# My cat won't leave my kitchen?



## Lillie Norrie (Jul 11, 2019)

I have a four-five year old female called Amber. She has been behaving strangely.
This is NOT normal behaviour for her, she used to walk around the whole apartment. Another thing to note is when I go into the kitchen myself she runs over to me and yowls for attention. But she won't follow me out into the living room. I know this isn't due to the environment as this behaviour started five days ago and nothing in my apartment has changed before now, for over a year. I have two dogs, but it also isn't because of them, because she had no problem being in the same room as them before now.

It could be health related, I'm not sure. I'll ask her vet for their opinion next time I take her. Hopefully someone could give advice as soon as possible. I am very worried about her and miss her laying on my bed with me. I also know it couldn't be due to heat as she was spayed two years ago.

Thanks for any advice you can give.

Update: My mum just texted me to let me know *Amber left the kitchen,* she apparently left multiply times through the day. So it looks like she is trying to get out the heat. When I was away visting my dad for the weekend, she wandered. It was cool the day she left.


----------



## chillminx (Nov 22, 2010)

Hello @Lillie Norrie and welcome 

Any sudden, unaccountable change in a cat's behaviour should be suspected as possibly being due to a health issue, or an injury. Cats who are in pain are very good at hiding it, but may behave strangely or become fearful.

The change in Amber sounds quite marked and I understand you being concerned. I would advise taking Amber to the vet for a checkup as soon as you can.
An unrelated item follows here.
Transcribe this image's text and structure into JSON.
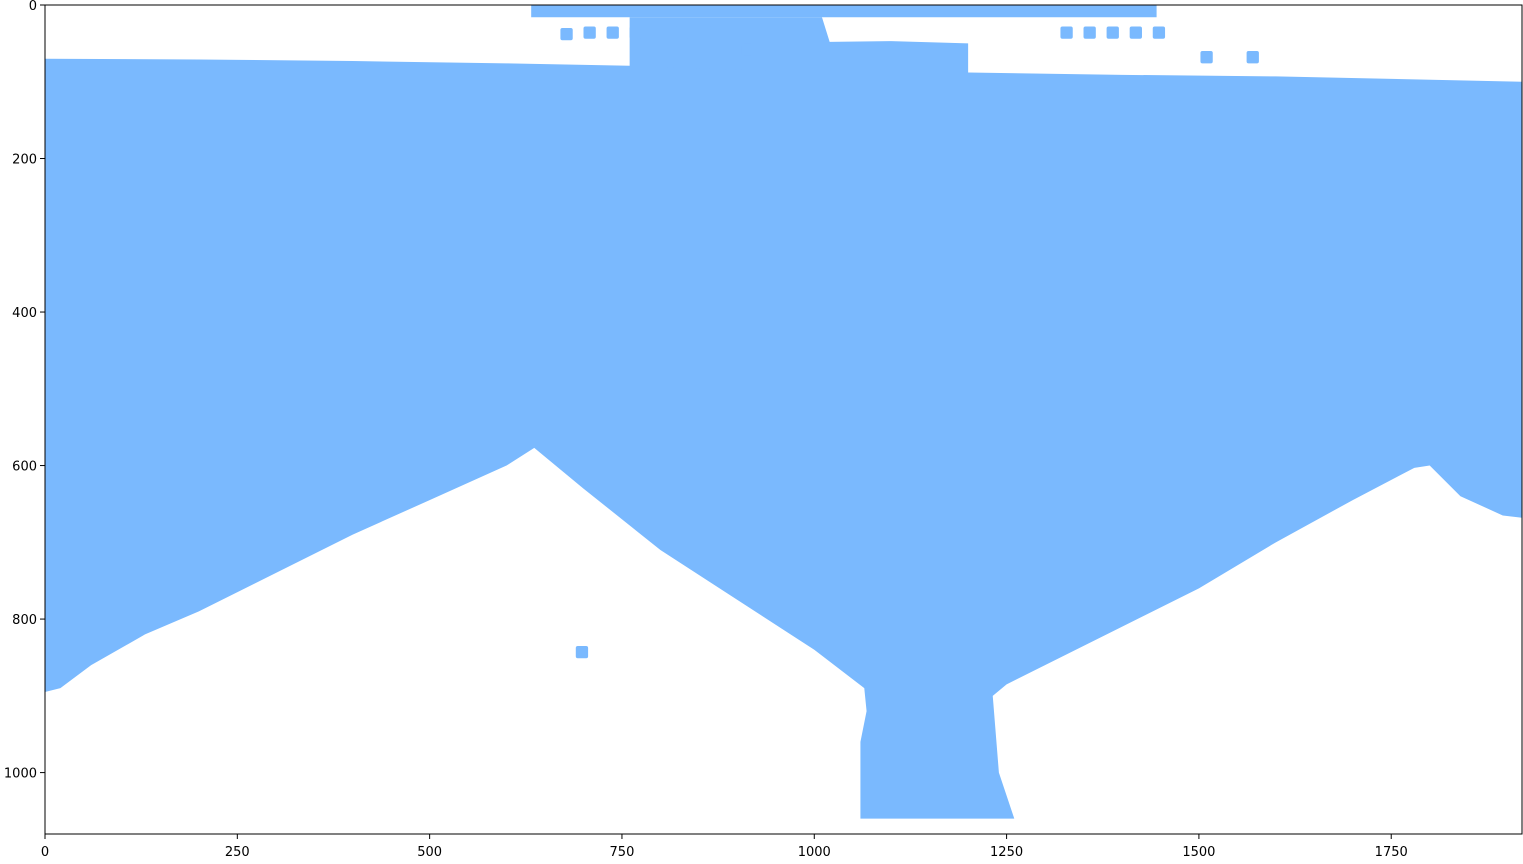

I hope she is OK. Please update us.


----------



## Lillie Norrie (Jul 11, 2019)

chillminx said:


> Hello @Lillie Norrie and welcome
> 
> Any sudden, unaccountable change in a cat's behaviour should be suspected as possibly being due to a health issue, or an injury. Cats who are in pain are very good at hiding it, but may behave strangely or become fearful.
> 
> ...


I will, when I checked her she didn't have any open wounds and didn't' flinch when I pet her
anywhere on her body. She is eating, drinking and going to the litter. Besides hiding her behaviour is the same other than this. I'll keep an eye on her and take her to the vets as soon as I have the spare time, off work and college.
Edit: I should note it's been very warm where I live lately, and my apartment besides the kitchen has huge open windows. Could she be hiding in the kitchen to avoid the heat? Now that I look back a bit she has done this a couple times before. Where she will hide for a few days because she is a bit peeved at me. Could it be related to that?


----------



## chillminx (Nov 22, 2010)

Could be the heat is getting to her perhaps. One of my cats does not cope well with hot weather. I run portable air conditioners in the hottest parts of the house which helps a lot.


----------